Francesca observaba a Elena, intentando interpretar su estado de ánimo. Luego, con cuidado, preguntó: «Elena, ¿de verdad están bien las cosas entre tú y Wesley?».

Francesca confiaba en Wesley, pero esa foto era real. Él había estado con otra mujer; la intimidad era innegable.

Wesley tenía fama de ser frío e inaccesible, así que todas las mujeres de Klathe mantenían las distancias. Sin embargo, la mujer de esa foto no solo estaba a su lado, sino que le cogía la mano. Para alguien como él, esa escena fue absolutamente impactante.

Toda esta situación dejó a Francesca, fiel fan y amiga íntima de Elena, profundamente perturbada. Recordaba perfectamente cómo Wesley y Kason competían por el afecto de Elena. Siempre había apoyado a Wesley en aquel entonces. Pero ahora, se preguntaba si los sentimientos de Wesley se habían desvanecido.

Mientras Francesca reflexionaba sobre ello, la frustración la invadía hasta que se le sonrojaron las mejillas. Si Wesley realmente había decepcionado a Elena, debía de estar loco. Elena era una mujer excepcional, ¡y aun así él no la apreciaba!

Agobiada por sus propios pensamientos, Francesca apretó el volante. "Elena, te cubro las espaldas pase lo que pase. ¡Aunque sea Wesley, no lo perdonaré si te maltrata!"

Elena le dio un suave codazo. "Cuidado con el camino, ¿quieres?"

Con sus mejillas hinchadas y sus labios fruncidos en un gesto de enfado, Francesca parecía un pequeño hámster indignado.

La vista hizo reír a Elena. "¿No tuviste que filmar hoy? ¿Cómo encontraste tiempo para venir a verme?"

Francesca dijo: «La película está financiada por Devonte, así que aunque me escabullí, el director no me lo reprochará». Y el novio de su buena amiga estaba a punto de ser secuestrado; ¿cómo no iba a acudir a ayudar?

Francesca, llena de rectitud, exclamó: "¿Por qué no vamos directamente al hospital y enfrentamos a Wesley y a esa mujer cara a cara?"

Sabiendo lo intimidante que podía ser Wesley, Francesca consideró que podrían necesitar refuerzos. Quizás Aidan les prestaría algunos guardaespaldas. Con planes ya en su mente, intentó encontrar la manera de salir airosa si la situación se ponía tensa.

Elena negó con la cabeza. "No. Nos dirigimos al Imperio".

Francesca se quedó atónita. "¿Imperio? ¿No se supone que debemos atraparlos en el acto?"

Elena respondió: "¿Qué sentido tiene pelearse por un hombre? Jugar con hombres es mucho más entretenido".

Francesca la miró atónita, con los ojos abiertos de par en par por la incredulidad. ¿De verdad esas palabras venían de Elena? Recordó todas las veces que le había rogado a Elena que la acompañara a Empire, sugiriendo que echaran un vistazo a los acompañantes masculinos, pero Elena siempre se había negado.

Una mirada de incredulidad cruzó el rostro de Francesca. "¡Elena, eres una persona completamente nueva!"

Con un arco de ceja divertido, Elena preguntó: "Entonces, ¿vienes o no?"

Los ojos de Francesca se iluminaron y asintió rápidamente. "¡Claro que sí!"

Perderse la oportunidad ni siquiera era una opción. Una invitación de Elena era tan poco frecuente que Francesca habría desafiado las reprimendas de sus hermanos solo para ir.

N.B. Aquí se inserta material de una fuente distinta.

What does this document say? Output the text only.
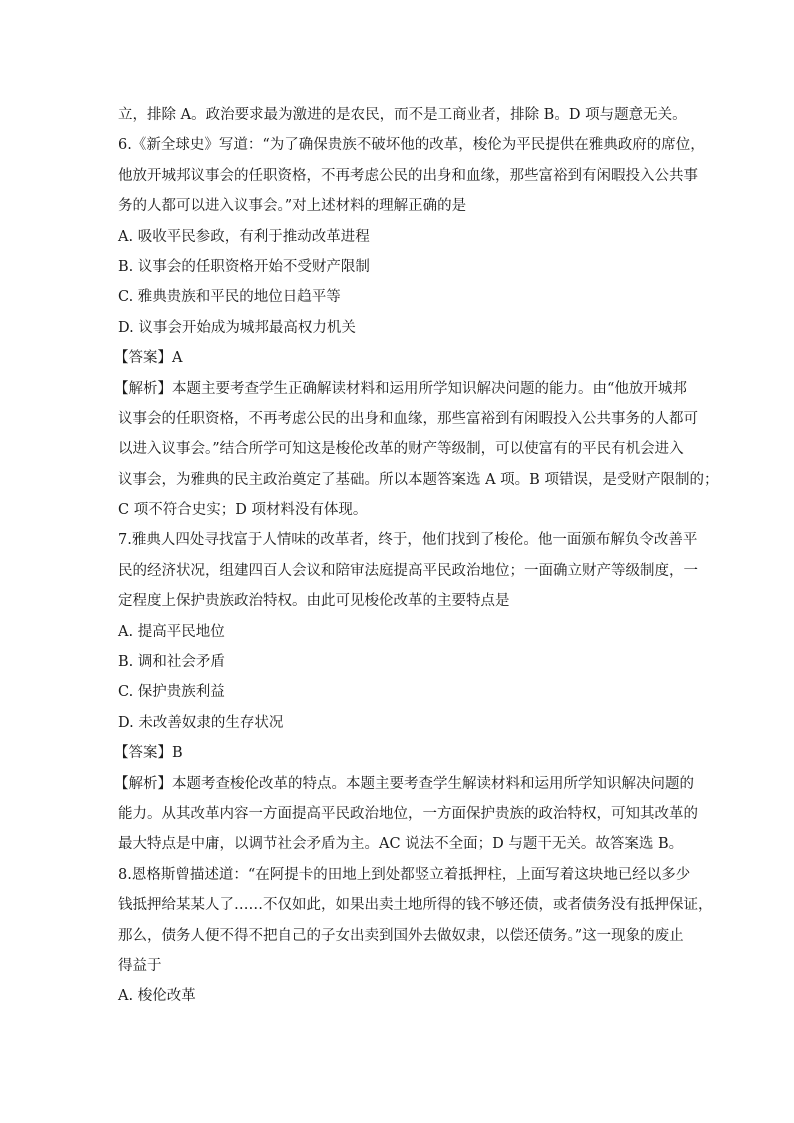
立，排除 A。政治要求最为激进的是农民，而不是工商业者，排除 B。D 项与题意无关。
6.《新全球史》写道：“为了确保贵族不破坏他的改革，梭伦为平民提供在雅典政府的席位，
他放开城邦议事会的任职资格，不再考虑公民的出身和血缘，那些富裕到有闲暇投入公共事
务的人都可以进入议事会。”对上述材料的理解正确的是
A. 吸收平民参政，有利于推动改革进程
B. 议事会的任职资格开始不受财产限制
C. 雅典贵族和平民的地位日趋平等
D. 议事会开始成为城邦最高权力机关
【答案】A
【解析】本题主要考查学生正确解读材料和运用所学知识解决问题的能力。由“他放开城邦
议事会的任职资格，不再考虑公民的出身和血缘，那些富裕到有闲暇投入公共事务的人都可
以进入议事会。”结合所学可知这是梭伦改革的财产等级制，可以使富有的平民有机会进入
议事会，为雅典的民主政治奠定了基础。所以本题答案选 A 项。B 项错误，是受财产限制的；
C 项不符合史实；D 项材料没有体现。
7.雅典人四处寻找富于人情味的改革者，终于，他们找到了梭伦。他一面颁布解负令改善平
民的经济状况，组建四百人会议和陪审法庭提高平民政治地位；一面确立财产等级制度，一
定程度上保护贵族政治特权。由此可见梭伦改革的主要特点是
A. 提高平民地位
B. 调和社会矛盾
C. 保护贵族利益
D. 未改善奴隶的生存状况
【答案】B
【解析】本题考查梭伦改革的特点。本题主要考查学生解读材料和运用所学知识解决问题的
能力。从其改革内容一方面提高平民政治地位，一方面保护贵族的政治特权，可知其改革的
最大特点是中庸，以调节社会矛盾为主。AC 说法不全面；D 与题干无关。故答案选 B。
8.恩格斯曾描述道：“在阿提卡的田地上到处都竖立着抵押柱，上面写着这块地已经以多少
钱抵押给某某人了……不仅如此，如果出卖土地所得的钱不够还债，或者债务没有抵押保证，
那么，债务人便不得不把自己的子女出卖到国外去做奴隶，以偿还债务。”这一现象的废止
得益于
A. 梭伦改革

Al poco rato, se detuvieron frente al Empire. "Esta noche invito yo", ofreció Elena al entrar.

Sin perder tiempo, Francesca se frotó las palmas de las manos y sonrió. "¡Entonces no me contendré! ¡Voy a elegir diez, y Galen encabeza mi lista!"

Con Devonte tan teniéndola bajo control últimamente, Francesca no había tenido oportunidad de soltarse. Esta noche, estaba lista para recuperar el tiempo perdido.

Elena solo asintió. "Date por vencida".